Hirschhorn, Samuel
HIRSCHHORN, SAMUEL
HIRSCHHORN, SAMUEL (1876–1942), author and journalist, a leader of Polish Jewry between the two world wars. Born in Slonim, Belorussia, of a wealthy and assimilated family, in 1889 he settled in Warsaw, where he completed his studies at a Polish commercial school. The rise of the Jewish nationalist movement awakened Hirschhorn's interest in the problems of the Jews and their culture, and from 1903, when he published the Yiddish pamphlet Vegn Tsionizm (Concerning Zionism), he devoted himself to public and literary activity. In 1916 he participated in the foundation of the *Folkspartei in Poland, and as one of its members was elected to the Warsaw municipal council, and in 1919 as a delegate to the Polish Sejm (parliament).

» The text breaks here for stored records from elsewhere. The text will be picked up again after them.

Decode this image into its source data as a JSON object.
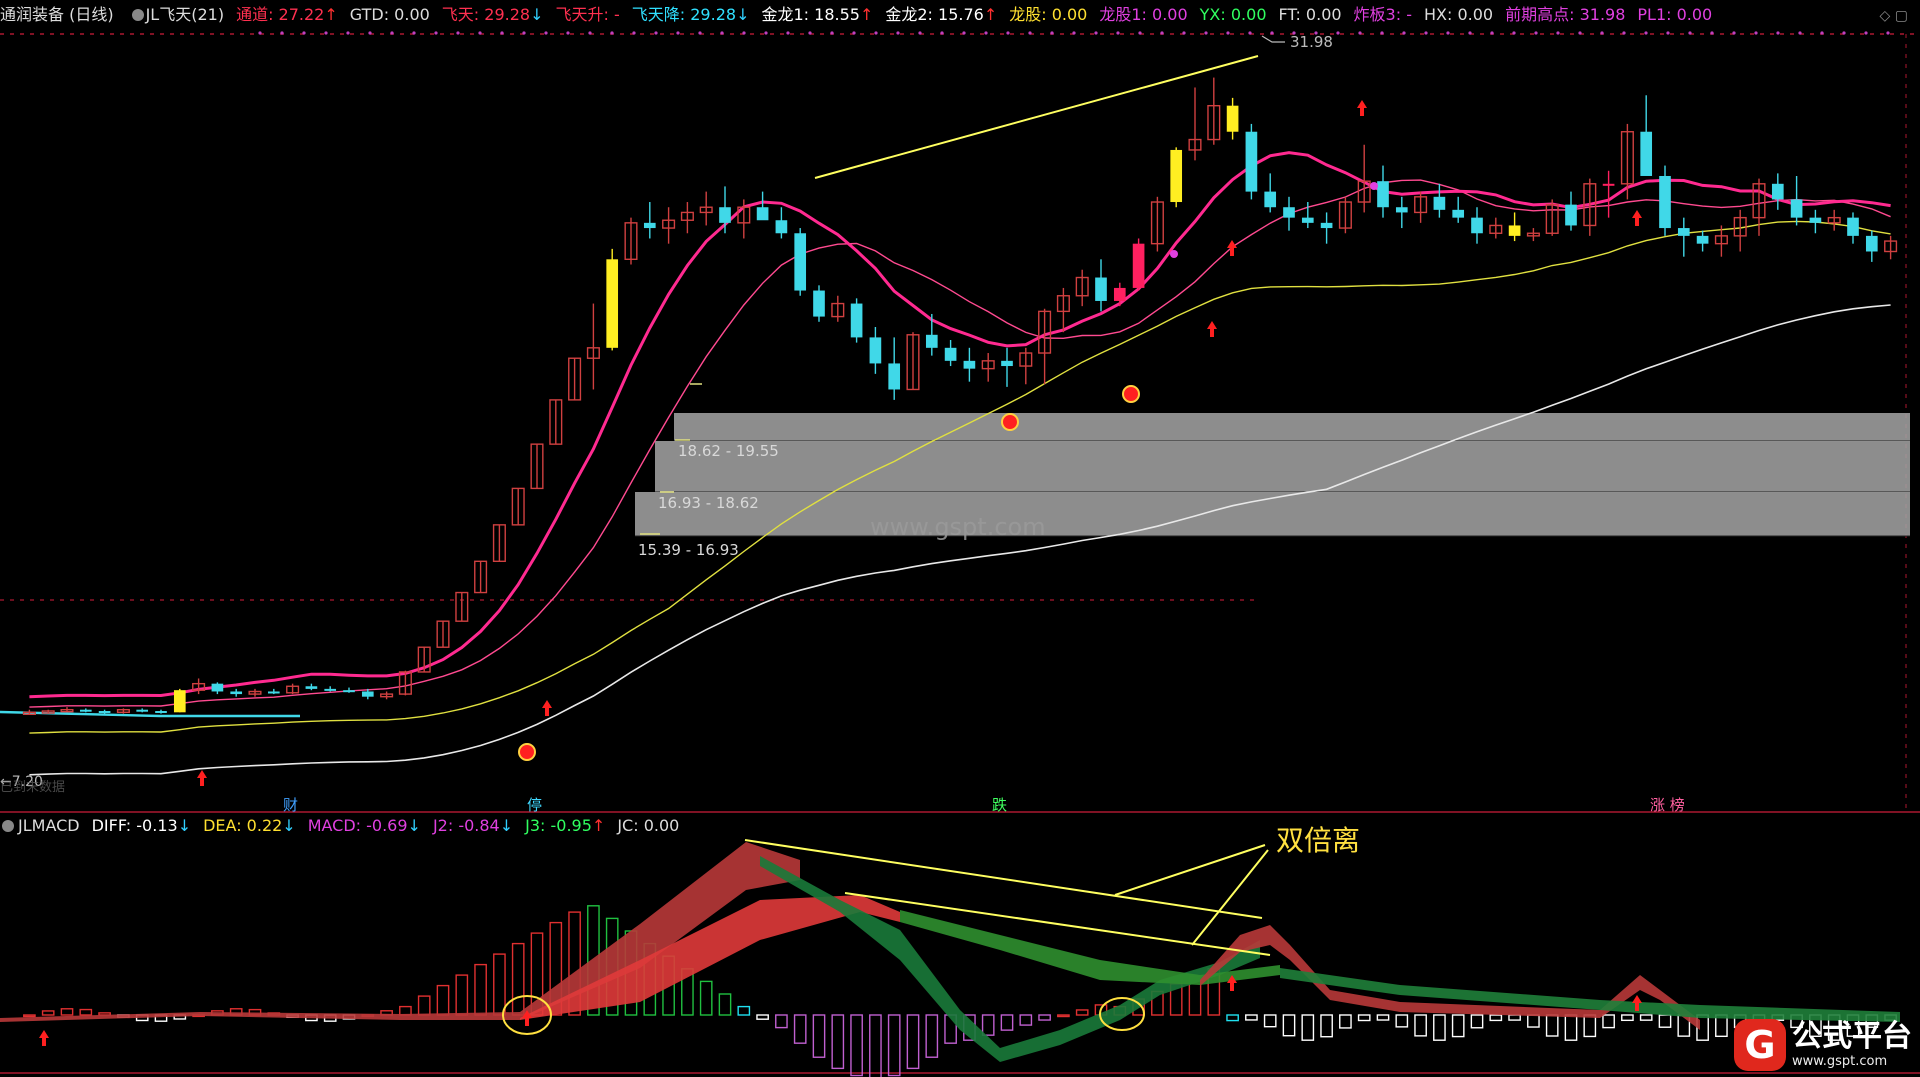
{
  "header": {
    "title": "通润装备 (日线)",
    "indicator": "JL飞天(21)",
    "values": [
      {
        "label": "通道:",
        "value": "27.22",
        "color": "#ff3050",
        "arrow": "up"
      },
      {
        "label": "GTD:",
        "value": "0.00",
        "color": "#dddddd",
        "arrow": ""
      },
      {
        "label": "飞天:",
        "value": "29.28",
        "color": "#ff3050",
        "arrow": "down"
      },
      {
        "label": "飞天升:",
        "value": "-",
        "color": "#ff3050",
        "arrow": ""
      },
      {
        "label": "飞天降:",
        "value": "29.28",
        "color": "#30e0ff",
        "arrow": "down"
      },
      {
        "label": "金龙1:",
        "value": "18.55",
        "color": "#ffffff",
        "arrow": "up"
      },
      {
        "label": "金龙2:",
        "value": "15.76",
        "color": "#ffffff",
        "arrow": "up"
      },
      {
        "label": "龙股:",
        "value": "0.00",
        "color": "#ffe030",
        "arrow": ""
      },
      {
        "label": "龙股1:",
        "value": "0.00",
        "color": "#e040e0",
        "arrow": ""
      },
      {
        "label": "YX:",
        "value": "0.00",
        "color": "#30ff60",
        "arrow": ""
      },
      {
        "label": "FT:",
        "value": "0.00",
        "color": "#dddddd",
        "arrow": ""
      },
      {
        "label": "炸板3:",
        "value": "-",
        "color": "#e040e0",
        "arrow": ""
      },
      {
        "label": "HX:",
        "value": "0.00",
        "color": "#dddddd",
        "arrow": ""
      },
      {
        "label": "前期高点:",
        "value": "31.98",
        "color": "#e040e0",
        "arrow": ""
      },
      {
        "label": "PL1:",
        "value": "0.00",
        "color": "#e040e0",
        "arrow": ""
      }
    ]
  },
  "macd_header": {
    "title": "JLMACD",
    "values": [
      {
        "label": "DIFF:",
        "value": "-0.13",
        "color": "#ffffff",
        "arrow": "down"
      },
      {
        "label": "DEA:",
        "value": "0.22",
        "color": "#ffe030",
        "arrow": "down"
      },
      {
        "label": "MACD:",
        "value": "-0.69",
        "color": "#e040e0",
        "arrow": "down"
      },
      {
        "label": "J2:",
        "value": "-0.84",
        "color": "#e040e0",
        "arrow": "down"
      },
      {
        "label": "J3:",
        "value": "-0.95",
        "color": "#30ff60",
        "arrow": "up"
      },
      {
        "label": "JC:",
        "value": "0.00",
        "color": "#dddddd",
        "arrow": ""
      }
    ]
  },
  "chart_data": {
    "type": "candlestick",
    "high_label": "31.98",
    "low_label": "7.20",
    "no_data_label": "已到末数据",
    "zones": [
      {
        "label": "18.62 - 19.55"
      },
      {
        "label": "16.93 - 18.62"
      },
      {
        "label": "15.39 - 16.93"
      }
    ],
    "bottom_markers": [
      "财",
      "停",
      "跌",
      "涨 榜"
    ],
    "annotation": "双倍离",
    "watermark": "www.gspt.com",
    "candles": [
      [
        7.6,
        7.7,
        7.5,
        7.6
      ],
      [
        7.6,
        7.7,
        7.55,
        7.65
      ],
      [
        7.65,
        7.8,
        7.6,
        7.7
      ],
      [
        7.7,
        7.75,
        7.6,
        7.65
      ],
      [
        7.65,
        7.7,
        7.55,
        7.6
      ],
      [
        7.6,
        7.75,
        7.55,
        7.7
      ],
      [
        7.7,
        7.75,
        7.6,
        7.65
      ],
      [
        7.65,
        7.7,
        7.55,
        7.6
      ],
      [
        7.6,
        8.5,
        7.6,
        8.45
      ],
      [
        8.45,
        8.9,
        8.3,
        8.7
      ],
      [
        8.7,
        8.75,
        8.3,
        8.4
      ],
      [
        8.4,
        8.5,
        8.2,
        8.3
      ],
      [
        8.3,
        8.5,
        8.2,
        8.4
      ],
      [
        8.4,
        8.5,
        8.3,
        8.35
      ],
      [
        8.35,
        8.7,
        8.3,
        8.6
      ],
      [
        8.6,
        8.7,
        8.45,
        8.5
      ],
      [
        8.5,
        8.6,
        8.4,
        8.45
      ],
      [
        8.45,
        8.55,
        8.35,
        8.4
      ],
      [
        8.4,
        8.5,
        8.1,
        8.2
      ],
      [
        8.2,
        8.4,
        8.1,
        8.3
      ],
      [
        8.3,
        9.2,
        8.25,
        9.15
      ],
      [
        9.15,
        10.1,
        9.15,
        10.1
      ],
      [
        10.1,
        11.1,
        10.1,
        11.1
      ],
      [
        11.1,
        12.2,
        11.1,
        12.2
      ],
      [
        12.2,
        13.4,
        12.2,
        13.4
      ],
      [
        13.4,
        14.8,
        13.4,
        14.8
      ],
      [
        14.8,
        16.2,
        14.8,
        16.2
      ],
      [
        16.2,
        17.9,
        16.2,
        17.9
      ],
      [
        17.9,
        19.6,
        17.9,
        19.6
      ],
      [
        19.6,
        21.2,
        19.6,
        21.2
      ],
      [
        21.2,
        23.3,
        20.0,
        21.6
      ],
      [
        21.6,
        25.4,
        21.5,
        25.0
      ],
      [
        25.0,
        26.6,
        24.8,
        26.4
      ],
      [
        26.4,
        27.2,
        25.8,
        26.2
      ],
      [
        26.2,
        27.0,
        25.6,
        26.5
      ],
      [
        26.5,
        27.2,
        26.0,
        26.8
      ],
      [
        26.8,
        27.6,
        26.3,
        27.0
      ],
      [
        27.0,
        27.8,
        26.0,
        26.4
      ],
      [
        26.4,
        27.3,
        25.8,
        27.0
      ],
      [
        27.0,
        27.6,
        26.6,
        26.5
      ],
      [
        26.5,
        27.0,
        25.8,
        26.0
      ],
      [
        26.0,
        26.2,
        23.6,
        23.8
      ],
      [
        23.8,
        24.0,
        22.6,
        22.8
      ],
      [
        22.8,
        23.6,
        22.6,
        23.3
      ],
      [
        23.3,
        23.5,
        21.8,
        22.0
      ],
      [
        22.0,
        22.4,
        20.6,
        21.0
      ],
      [
        21.0,
        22.0,
        19.6,
        20.0
      ],
      [
        20.0,
        22.2,
        20.0,
        22.1
      ],
      [
        22.1,
        22.9,
        21.3,
        21.6
      ],
      [
        21.6,
        21.9,
        20.9,
        21.1
      ],
      [
        21.1,
        21.6,
        20.3,
        20.8
      ],
      [
        20.8,
        21.4,
        20.3,
        21.1
      ],
      [
        21.1,
        21.6,
        20.1,
        20.9
      ],
      [
        20.9,
        21.6,
        20.2,
        21.4
      ],
      [
        21.4,
        23.1,
        20.2,
        23.0
      ],
      [
        23.0,
        23.9,
        22.2,
        23.6
      ],
      [
        23.6,
        24.6,
        23.2,
        24.3
      ],
      [
        24.3,
        25.0,
        23.0,
        23.4
      ],
      [
        23.4,
        24.1,
        23.2,
        23.9
      ],
      [
        23.9,
        25.8,
        23.8,
        25.6
      ],
      [
        25.6,
        27.4,
        25.3,
        27.2
      ],
      [
        27.2,
        29.3,
        27.0,
        29.2
      ],
      [
        29.2,
        31.6,
        28.8,
        29.6
      ],
      [
        29.6,
        31.98,
        29.4,
        30.9
      ],
      [
        30.9,
        31.2,
        29.6,
        29.9
      ],
      [
        29.9,
        30.2,
        27.3,
        27.6
      ],
      [
        27.6,
        28.3,
        26.8,
        27.0
      ],
      [
        27.0,
        27.4,
        26.1,
        26.6
      ],
      [
        26.6,
        27.2,
        26.2,
        26.4
      ],
      [
        26.4,
        26.8,
        25.6,
        26.2
      ],
      [
        26.2,
        27.4,
        26.0,
        27.2
      ],
      [
        27.2,
        29.4,
        26.8,
        28.0
      ],
      [
        28.0,
        28.6,
        26.6,
        27.0
      ],
      [
        27.0,
        27.4,
        26.2,
        26.8
      ],
      [
        26.8,
        27.6,
        26.4,
        27.4
      ],
      [
        27.4,
        27.9,
        26.6,
        26.9
      ],
      [
        26.9,
        27.4,
        26.4,
        26.6
      ],
      [
        26.6,
        27.0,
        25.6,
        26.0
      ],
      [
        26.0,
        26.6,
        25.8,
        26.3
      ],
      [
        26.3,
        26.8,
        25.7,
        25.9
      ],
      [
        25.9,
        26.2,
        25.7,
        26.0
      ],
      [
        26.0,
        27.3,
        25.9,
        27.1
      ],
      [
        27.1,
        27.6,
        26.1,
        26.3
      ],
      [
        26.3,
        28.1,
        25.9,
        27.9
      ],
      [
        27.9,
        28.4,
        26.6,
        27.9
      ],
      [
        27.9,
        30.2,
        27.3,
        29.9
      ],
      [
        29.9,
        31.3,
        29.6,
        28.2
      ],
      [
        28.2,
        28.6,
        25.9,
        26.2
      ],
      [
        26.2,
        26.6,
        25.1,
        25.9
      ],
      [
        25.9,
        26.1,
        25.3,
        25.6
      ],
      [
        25.6,
        26.3,
        25.1,
        25.9
      ],
      [
        25.9,
        26.9,
        25.3,
        26.6
      ],
      [
        26.6,
        28.1,
        25.9,
        27.9
      ],
      [
        27.9,
        28.3,
        26.9,
        27.3
      ],
      [
        27.3,
        28.2,
        26.3,
        26.6
      ],
      [
        26.6,
        26.9,
        26.0,
        26.4
      ],
      [
        26.4,
        26.9,
        26.1,
        26.6
      ],
      [
        26.6,
        26.8,
        25.6,
        25.9
      ],
      [
        25.9,
        26.1,
        24.9,
        25.3
      ],
      [
        25.3,
        25.9,
        25.0,
        25.7
      ]
    ],
    "up_color": "#d04040",
    "down_color": "#40d8e8",
    "highlight_color": "#ffee22",
    "limit_color": "#ff2060",
    "line_color_fast": "#ff2a90",
    "line_color_fast2": "#40d8e8",
    "line_color_slow": "#ff4a90",
    "line_color_yellow": "#e0e040",
    "line_color_white": "#e8e8e8"
  }
}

Hirschhorn contributed to a large number of Jewish periodicals in Polish and Yiddish, including Głos Żydowski, Moriyyah, Ershte Tagblat, and Moment. His Polish work on the history of the Jews in Poland between 1788 and 1914 was published in Warsaw in 1921 (Yid. tr. 1923). From an early age he wrote poems in Polish and translated many Russian and French poems into this language. His translations of Jewish poetry of various periods included an anthology of the poems of Ḥ.N. *Bialik (1917) and a collection of poems by 60 Jewish authors (Anthologia Poezji Żydowskiej, 1921). He pursued his activities until the Nazi occupation and wrote a diary, which has been lost, on life in the Warsaw Ghetto, where he perished.
bibliography:
lnyl, 3 (1960), 159–60 (includes bibliography); Rejzen, Leksikon, 847–9.